IV.       Conclusion

[75]      Par conséquent, la demande de contrôle judiciaire sera accueillie. La décision de la SAR sera annulée et renvoyée à un tribunal différemment constitué de la SAR pour nouvelle décision, tant sur la demande de M. Mohamed relative à l’admission de nouveaux éléments de preuve que sur le fond de l’appel.

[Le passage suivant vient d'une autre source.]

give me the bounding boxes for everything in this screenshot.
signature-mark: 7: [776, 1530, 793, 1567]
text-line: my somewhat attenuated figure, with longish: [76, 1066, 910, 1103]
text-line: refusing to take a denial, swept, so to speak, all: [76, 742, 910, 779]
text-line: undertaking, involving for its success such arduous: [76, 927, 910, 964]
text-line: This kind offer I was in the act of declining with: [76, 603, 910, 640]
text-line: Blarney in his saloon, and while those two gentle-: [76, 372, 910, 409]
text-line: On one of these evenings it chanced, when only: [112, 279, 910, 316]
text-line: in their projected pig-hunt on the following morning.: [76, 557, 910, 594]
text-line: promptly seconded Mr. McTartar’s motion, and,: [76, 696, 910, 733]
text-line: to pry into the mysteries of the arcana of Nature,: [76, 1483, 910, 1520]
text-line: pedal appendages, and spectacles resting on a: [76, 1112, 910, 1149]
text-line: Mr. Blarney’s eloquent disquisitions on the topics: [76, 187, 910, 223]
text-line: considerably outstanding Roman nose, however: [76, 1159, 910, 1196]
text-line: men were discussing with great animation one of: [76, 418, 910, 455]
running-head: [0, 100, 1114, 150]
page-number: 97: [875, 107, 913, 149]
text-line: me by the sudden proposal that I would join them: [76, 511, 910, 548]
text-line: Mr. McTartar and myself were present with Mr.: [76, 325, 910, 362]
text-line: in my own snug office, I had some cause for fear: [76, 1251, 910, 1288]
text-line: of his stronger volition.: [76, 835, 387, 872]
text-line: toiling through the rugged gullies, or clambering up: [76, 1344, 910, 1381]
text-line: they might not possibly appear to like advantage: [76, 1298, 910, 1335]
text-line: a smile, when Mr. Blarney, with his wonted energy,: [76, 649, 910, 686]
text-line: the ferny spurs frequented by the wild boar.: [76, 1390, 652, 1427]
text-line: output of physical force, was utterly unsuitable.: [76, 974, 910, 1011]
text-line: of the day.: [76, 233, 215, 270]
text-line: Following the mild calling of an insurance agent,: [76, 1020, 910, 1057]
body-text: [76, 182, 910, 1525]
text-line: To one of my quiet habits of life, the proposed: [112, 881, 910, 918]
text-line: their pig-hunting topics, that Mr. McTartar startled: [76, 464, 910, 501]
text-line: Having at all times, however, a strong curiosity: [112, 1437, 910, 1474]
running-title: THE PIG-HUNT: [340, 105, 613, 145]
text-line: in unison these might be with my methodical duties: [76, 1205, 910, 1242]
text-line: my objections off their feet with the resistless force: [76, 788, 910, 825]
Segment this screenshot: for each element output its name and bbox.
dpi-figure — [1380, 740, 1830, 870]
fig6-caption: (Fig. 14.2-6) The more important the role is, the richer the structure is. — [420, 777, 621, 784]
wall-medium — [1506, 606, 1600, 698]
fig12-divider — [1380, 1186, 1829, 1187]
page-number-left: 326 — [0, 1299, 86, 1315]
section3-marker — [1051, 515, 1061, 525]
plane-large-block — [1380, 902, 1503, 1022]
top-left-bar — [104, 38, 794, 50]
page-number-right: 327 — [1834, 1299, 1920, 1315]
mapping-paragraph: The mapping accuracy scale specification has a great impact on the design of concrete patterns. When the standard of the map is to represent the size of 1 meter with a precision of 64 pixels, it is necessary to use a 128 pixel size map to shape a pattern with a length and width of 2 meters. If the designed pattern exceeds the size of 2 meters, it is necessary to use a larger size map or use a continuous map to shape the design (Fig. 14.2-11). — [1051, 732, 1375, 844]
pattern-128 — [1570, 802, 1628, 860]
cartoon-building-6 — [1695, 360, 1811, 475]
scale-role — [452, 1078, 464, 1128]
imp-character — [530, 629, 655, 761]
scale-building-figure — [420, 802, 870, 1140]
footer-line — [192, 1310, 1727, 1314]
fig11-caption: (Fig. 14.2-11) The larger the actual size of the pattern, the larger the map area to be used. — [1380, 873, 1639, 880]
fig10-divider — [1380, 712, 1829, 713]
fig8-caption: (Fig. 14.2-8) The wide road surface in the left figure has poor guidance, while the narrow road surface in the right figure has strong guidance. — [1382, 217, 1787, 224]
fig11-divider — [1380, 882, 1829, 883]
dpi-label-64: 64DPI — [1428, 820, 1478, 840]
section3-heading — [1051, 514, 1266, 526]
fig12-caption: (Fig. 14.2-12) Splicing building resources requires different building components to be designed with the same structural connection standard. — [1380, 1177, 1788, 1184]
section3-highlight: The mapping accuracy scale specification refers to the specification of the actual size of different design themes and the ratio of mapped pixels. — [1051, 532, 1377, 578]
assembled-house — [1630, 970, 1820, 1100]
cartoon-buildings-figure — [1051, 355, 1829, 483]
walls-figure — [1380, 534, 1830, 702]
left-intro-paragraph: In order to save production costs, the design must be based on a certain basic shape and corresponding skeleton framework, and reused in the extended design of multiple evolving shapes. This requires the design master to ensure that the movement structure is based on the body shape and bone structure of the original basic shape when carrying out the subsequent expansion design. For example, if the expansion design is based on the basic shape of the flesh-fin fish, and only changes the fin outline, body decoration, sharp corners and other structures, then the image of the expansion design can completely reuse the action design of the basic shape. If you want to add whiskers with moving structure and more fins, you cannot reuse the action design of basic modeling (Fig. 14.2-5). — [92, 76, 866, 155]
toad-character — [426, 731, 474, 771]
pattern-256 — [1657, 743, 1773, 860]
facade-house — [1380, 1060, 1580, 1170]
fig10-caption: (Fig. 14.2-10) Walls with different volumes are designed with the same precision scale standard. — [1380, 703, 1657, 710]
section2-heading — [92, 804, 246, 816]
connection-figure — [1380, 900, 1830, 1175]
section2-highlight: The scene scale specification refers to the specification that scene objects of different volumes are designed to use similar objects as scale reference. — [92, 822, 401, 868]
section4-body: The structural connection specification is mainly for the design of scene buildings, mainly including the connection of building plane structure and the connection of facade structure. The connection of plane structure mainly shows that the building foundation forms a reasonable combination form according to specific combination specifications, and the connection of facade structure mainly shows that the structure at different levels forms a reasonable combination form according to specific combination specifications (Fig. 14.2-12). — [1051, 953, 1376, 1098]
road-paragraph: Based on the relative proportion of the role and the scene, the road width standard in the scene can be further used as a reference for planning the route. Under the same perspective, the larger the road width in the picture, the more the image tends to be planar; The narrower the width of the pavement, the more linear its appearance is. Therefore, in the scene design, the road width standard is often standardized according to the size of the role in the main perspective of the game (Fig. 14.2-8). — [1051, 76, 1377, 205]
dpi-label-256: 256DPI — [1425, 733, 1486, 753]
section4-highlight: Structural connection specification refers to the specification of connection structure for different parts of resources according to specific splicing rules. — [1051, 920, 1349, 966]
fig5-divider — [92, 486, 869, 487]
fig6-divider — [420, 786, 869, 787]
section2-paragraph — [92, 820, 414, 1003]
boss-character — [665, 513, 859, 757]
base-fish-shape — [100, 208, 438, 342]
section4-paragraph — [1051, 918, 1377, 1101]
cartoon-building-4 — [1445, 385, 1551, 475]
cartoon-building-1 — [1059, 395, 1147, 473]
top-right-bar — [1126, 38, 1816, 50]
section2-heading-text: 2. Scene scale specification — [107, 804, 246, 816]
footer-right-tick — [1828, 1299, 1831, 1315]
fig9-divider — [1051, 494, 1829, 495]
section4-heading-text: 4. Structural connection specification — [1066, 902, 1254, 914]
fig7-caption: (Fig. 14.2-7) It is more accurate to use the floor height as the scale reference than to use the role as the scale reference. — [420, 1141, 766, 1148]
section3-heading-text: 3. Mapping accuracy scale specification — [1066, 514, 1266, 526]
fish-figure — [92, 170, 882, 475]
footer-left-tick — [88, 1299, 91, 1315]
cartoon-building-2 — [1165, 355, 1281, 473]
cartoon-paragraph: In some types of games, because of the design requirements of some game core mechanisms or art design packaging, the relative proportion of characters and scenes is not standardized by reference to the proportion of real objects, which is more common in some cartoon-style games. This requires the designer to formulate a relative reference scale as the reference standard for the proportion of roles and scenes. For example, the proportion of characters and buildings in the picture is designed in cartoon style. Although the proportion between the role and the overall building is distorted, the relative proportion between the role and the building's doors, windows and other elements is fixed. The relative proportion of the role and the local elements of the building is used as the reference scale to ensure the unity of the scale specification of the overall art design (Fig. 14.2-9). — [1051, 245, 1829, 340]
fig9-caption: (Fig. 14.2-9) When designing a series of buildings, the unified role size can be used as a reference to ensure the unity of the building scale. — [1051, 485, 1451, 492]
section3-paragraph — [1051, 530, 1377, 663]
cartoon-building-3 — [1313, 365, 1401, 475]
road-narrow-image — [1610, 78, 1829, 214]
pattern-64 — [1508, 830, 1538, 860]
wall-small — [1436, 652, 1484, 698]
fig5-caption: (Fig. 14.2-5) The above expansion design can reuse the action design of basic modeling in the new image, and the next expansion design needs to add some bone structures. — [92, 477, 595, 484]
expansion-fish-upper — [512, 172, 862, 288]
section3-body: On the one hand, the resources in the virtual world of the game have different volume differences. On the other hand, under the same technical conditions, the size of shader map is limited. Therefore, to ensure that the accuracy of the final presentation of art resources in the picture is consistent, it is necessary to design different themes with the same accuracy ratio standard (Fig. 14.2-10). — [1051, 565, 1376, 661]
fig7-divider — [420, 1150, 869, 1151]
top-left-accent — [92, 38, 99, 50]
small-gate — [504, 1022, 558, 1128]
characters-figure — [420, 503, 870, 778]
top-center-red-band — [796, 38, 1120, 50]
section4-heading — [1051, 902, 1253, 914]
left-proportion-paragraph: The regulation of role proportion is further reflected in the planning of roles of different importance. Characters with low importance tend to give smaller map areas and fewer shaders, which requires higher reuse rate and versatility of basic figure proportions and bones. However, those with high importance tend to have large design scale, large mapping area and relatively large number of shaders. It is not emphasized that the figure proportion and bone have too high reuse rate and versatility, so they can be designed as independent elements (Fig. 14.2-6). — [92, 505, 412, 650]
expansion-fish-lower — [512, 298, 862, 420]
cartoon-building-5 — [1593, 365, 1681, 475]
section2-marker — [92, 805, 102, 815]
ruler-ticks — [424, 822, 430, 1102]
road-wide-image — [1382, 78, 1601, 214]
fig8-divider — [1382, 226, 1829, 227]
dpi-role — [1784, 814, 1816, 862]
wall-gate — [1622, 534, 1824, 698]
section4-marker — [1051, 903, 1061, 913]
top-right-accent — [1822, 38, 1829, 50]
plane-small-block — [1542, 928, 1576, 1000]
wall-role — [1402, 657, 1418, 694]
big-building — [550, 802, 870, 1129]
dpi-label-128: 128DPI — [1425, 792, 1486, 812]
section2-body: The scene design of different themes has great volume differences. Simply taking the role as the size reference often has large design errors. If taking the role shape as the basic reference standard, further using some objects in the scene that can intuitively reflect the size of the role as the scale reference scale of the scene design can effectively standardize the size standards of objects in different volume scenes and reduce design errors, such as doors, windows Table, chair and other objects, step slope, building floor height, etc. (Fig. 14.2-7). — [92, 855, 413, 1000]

[76]      Le ministre a déclaré qu’il ne proposait pas de question aux fins de certification. M. Mohamed n’a pas non plus proposé de question à certifier avant l’audience ou au début de celle-ci. À la fin de l’audience, l’avocat de M. Mohamed a demandé que l’occasion lui soit donnée de décider s’il proposerait une question à certifier relativement à un aspect de la question A1) ci-dessus, à savoir si la preuve déposée pour démontrer que le nouvel élément de preuve répondait aux exigences du paragraphe 110(4) de la LIPR pourrait déclencher une exigence quant à la tenue d’une audience au titre du paragraphe 110(6). J’ai avisé les parties que je ne me prononcerais pas sur cette demande immédiatement, mais que je déterminerais si la question était potentiellement déterminante et, dans l’affirmative, si je devais recevoir des observations sur la question.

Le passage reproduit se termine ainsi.